El 3 de diciembre de 1990 es un día que merece memorarse a conciencia en la Historia Argentina. Ese día el Ejército Argentino terminó con protagonismos individuales, con los autores de inconductas recurrentes, con el cacicazgo, con el faccionismo y con las disensiones internas que habían convertido a las Fuerzas Armadas en un partido militar.
Mientras los motines y sublevaciones militares de Semana Santa (15 / 19 abril 1987), Monte Caseros (16/18 enero 1988), y Villa Martelli (2/4 diciembre 1988) finalizaron con negociaciones y pactos con los insurrectos, en la de 1990 el resultado fue la rendición incondicional.
Disiento respetuosamente con dos prestigiosos y reconocidos historiadores argentinos en el sentido de que el presidente Menem fue quien “logró la subordinación del Ejército al poder civil”. Lo hicieron sus hombres de todas las jerarquías, que ejercieron una acción de mando y un liderazgo que no se había visto nunca hasta entonces.
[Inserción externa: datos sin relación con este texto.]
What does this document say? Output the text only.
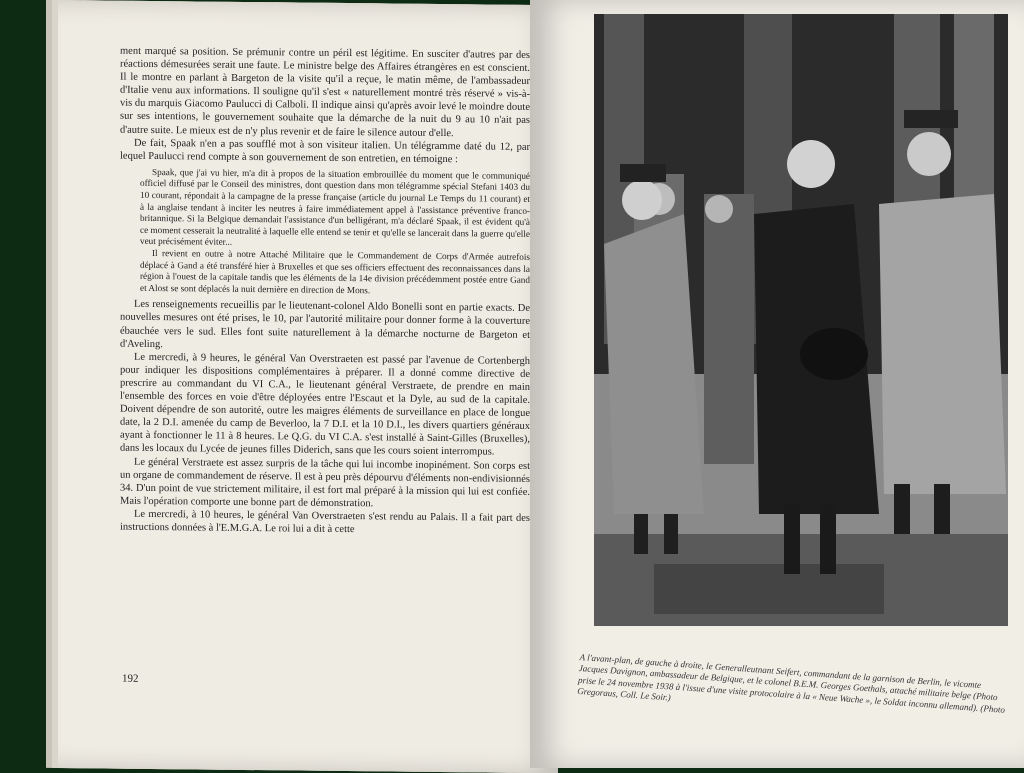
ment marqué sa position. Se prémunir contre un péril est légitime. En susciter d'autres par des réactions démesurées serait une faute. Le ministre belge des Affaires étrangères en est conscient. Il le montre en parlant à Bargeton de la visite qu'il a reçue, le matin même, de l'ambassadeur d'Italie venu aux informations. Il souligne qu'il s'est « naturellement montré très réservé » vis-à-vis du marquis Giacomo Paulucci di Calboli. Il indique ainsi qu'après avoir levé le moindre doute sur ses intentions, le gouvernement souhaite que la démarche de la nuit du 9 au 10 n'ait pas d'autre suite. Le mieux est de n'y plus revenir et de faire le silence autour d'elle.

De fait, Spaak n'en a pas soufflé mot à son visiteur italien. Un télégramme daté du 12, par lequel Paulucci rend compte à son gouvernement de son entretien, en témoigne :

Spaak, que j'ai vu hier, m'a dit à propos de la situation embrouillée du moment que le communiqué officiel diffusé par le Conseil des ministres, dont question dans mon télégramme spécial Stefani 1403 du 10 courant, répondait à la campagne de la presse française (article du journal Le Temps du 11 courant) et à la anglaise tendant à inciter les neutres à faire immédiatement appel à l'assistance préventive franco-britannique. Si la Belgique demandait l'assistance d'un belligérant, m'a déclaré Spaak, il est évident qu'à ce moment cesserait la neutralité à laquelle elle entend se tenir et qu'elle se lancerait dans la guerre qu'elle veut précisément éviter...

Il revient en outre à notre Attaché Militaire que le Commandement de Corps d'Armée autrefois déplacé à Gand a été transféré hier à Bruxelles et que ses officiers effectuent des reconnaissances dans la région à l'ouest de la capitale tandis que les éléments de la 14e division précédemment postée entre Gand et Alost se sont déplacés la nuit dernière en direction de Mons.

Les renseignements recueillis par le lieutenant-colonel Aldo Bonelli sont en partie exacts. De nouvelles mesures ont été prises, le 10, par l'autorité militaire pour donner forme à la couverture ébauchée vers le sud. Elles font suite naturellement à la démarche nocturne de Bargeton et d'Aveling.

Le mercredi, à 9 heures, le général Van Overstraeten est passé par l'avenue de Cortenbergh pour indiquer les dispositions complémentaires à préparer. Il a donné comme directive de prescrire au commandant du VI C.A., le lieutenant général Verstraete, de prendre en main l'ensemble des forces en voie d'être déployées entre l'Escaut et la Dyle, au sud de la capitale. Doivent dépendre de son autorité, outre les maigres éléments de surveillance en place de longue date, la 2 D.I. amenée du camp de Beverloo, la 7 D.I. et la 10 D.I., les divers quartiers généraux ayant à fonctionner le 11 à 8 heures. Le Q.G. du VI C.A. s'est installé à Saint-Gilles (Bruxelles), dans les locaux du Lycée de jeunes filles Diderich, sans que les cours soient interrompus.

Le général Verstraete est assez surpris de la tâche qui lui incombe inopinément. Son corps est un organe de commandement de réserve. Il est à peu près dépourvu d'éléments non-endivisionnés 34. D'un point de vue strictement militaire, il est fort mal préparé à la mission qui lui est confiée. Mais l'opération comporte une bonne part de démonstration.

Le mercredi, à 10 heures, le général Van Overstraeten s'est rendu au Palais. Il a fait part des instructions données à l'E.M.G.A. Le roi lui a dit à cette

192	A l'avant-plan, de gauche à droite, le Generalleutnant Seifert, commandant de la garnison de Berlin, le vicomte Jacques Davignon, ambassadeur de Belgique, et le colonel B.E.M. Georges Goethals, attaché militaire belge (Photo prise le 24 novembre 1938 à l'issue d'une visite protocolaire à la « Neue Wache », le Soldat inconnu allemand). (Photo Gregoraus, Coll. Le Soir.)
No fue poco el gesto del entonces Presidente quien –en esta oportunidad– respaldó a los mandos militares y no admitió negociaciones marginales de algunos de sus colaboradores, ni mucho menos respaldó abiertamente a los amotinados contra el gobierno del presidente Alfonsín, como había ocurrido anteriormente en Villa Martelli. En esta última y definitiva crisis militar, más de 150 participantes habían sido indultados, en 1989, por las sublevaciones anteriores.
Aún recuerdo las palabras del doctor Rodolfo Terragno (Clarín 5 diciembre 1990): "Este alzamiento muestra que cuando se indulta, se refuerza la imagen de impunidad". ¿Los motivó y obedeció a que se sintieron defraudados por promesas incumplidas a las que creían haber llegado con Menem? Muchos opinan que sí, pero yo no podría asegurarlo.
Creo que fue algo sin duda bastante improvisado, desviadamente ideologizado, anárquicamente conducido, y que jamás apreciaron la reacción de una Fuerza cohesionada, disciplinada y – salvo excepciones– profesionalmente conducida en todos los niveles y comprometida con el orden constitucional.
Durante más de 25 años, como a toda la sociedad argentina, aún nos embarga el dolor de los padres, las esposas, los hijos, los hermanos y los amigos de todos los afectados, y más aún de los indefensos civiles. El peso de los 14 muertos y un centenar de heridos y mutilados todavía nos sacude. La noche del 3 al 4 de diciembre de 1990 teníamos la plena convicción de que habíamos cumplido con nuestro deber de soldados, en salvaguardia de las instituciones de la República y de haber insertado–definitivamente– a la Institución al gobierno civil; pero nos costaba comprender cómo se había llegado a tan absurdo enfrentamiento interno, donde la disciplina fue quebrada por la intolerancia, acicateada por la irresponsable ambición de quienes no vestían uniforme, pero nos hicieron vivir la última y cruenta jornada de luctuosos enfrentamientos, entre otros: algunos políticos, empresarios, sindicalistas, militares retirados y periodistas.
Luego vivimos una extraña paradoja: mientras militares comprometidos en aquella asonada fueron juzgados con todas las garantías constitucionales y cumplieron duras condenas – como Seineldín, que pasó 12 años en prisión– los civiles instigadores gozaron de un cómodo anonimato.
Otra paradoja se concretaría a fin de 1990: los indultos a las Juntas Militares, beneficiando entre otros siete a Massera y Videla, que solo llevaban cumplida una condena menor de seis años. No es un hecho menor recordar que en este episodio, como en los motines anteriores, ni siquiera los más acérrimos participantes reivindicaron al autodenominado y triste Proceso de Reorganización Nacional.
Estoy convencido de que ese día fue un punto de inflexión en nuestra historia política y marcó la definitiva inserción de nuestras Fuerzas Armadas en las instituciones republicanas. Y además, que ese día comenzó algo diferente, lo que siempre ocurre en cada momento de cambio histórico fundamental.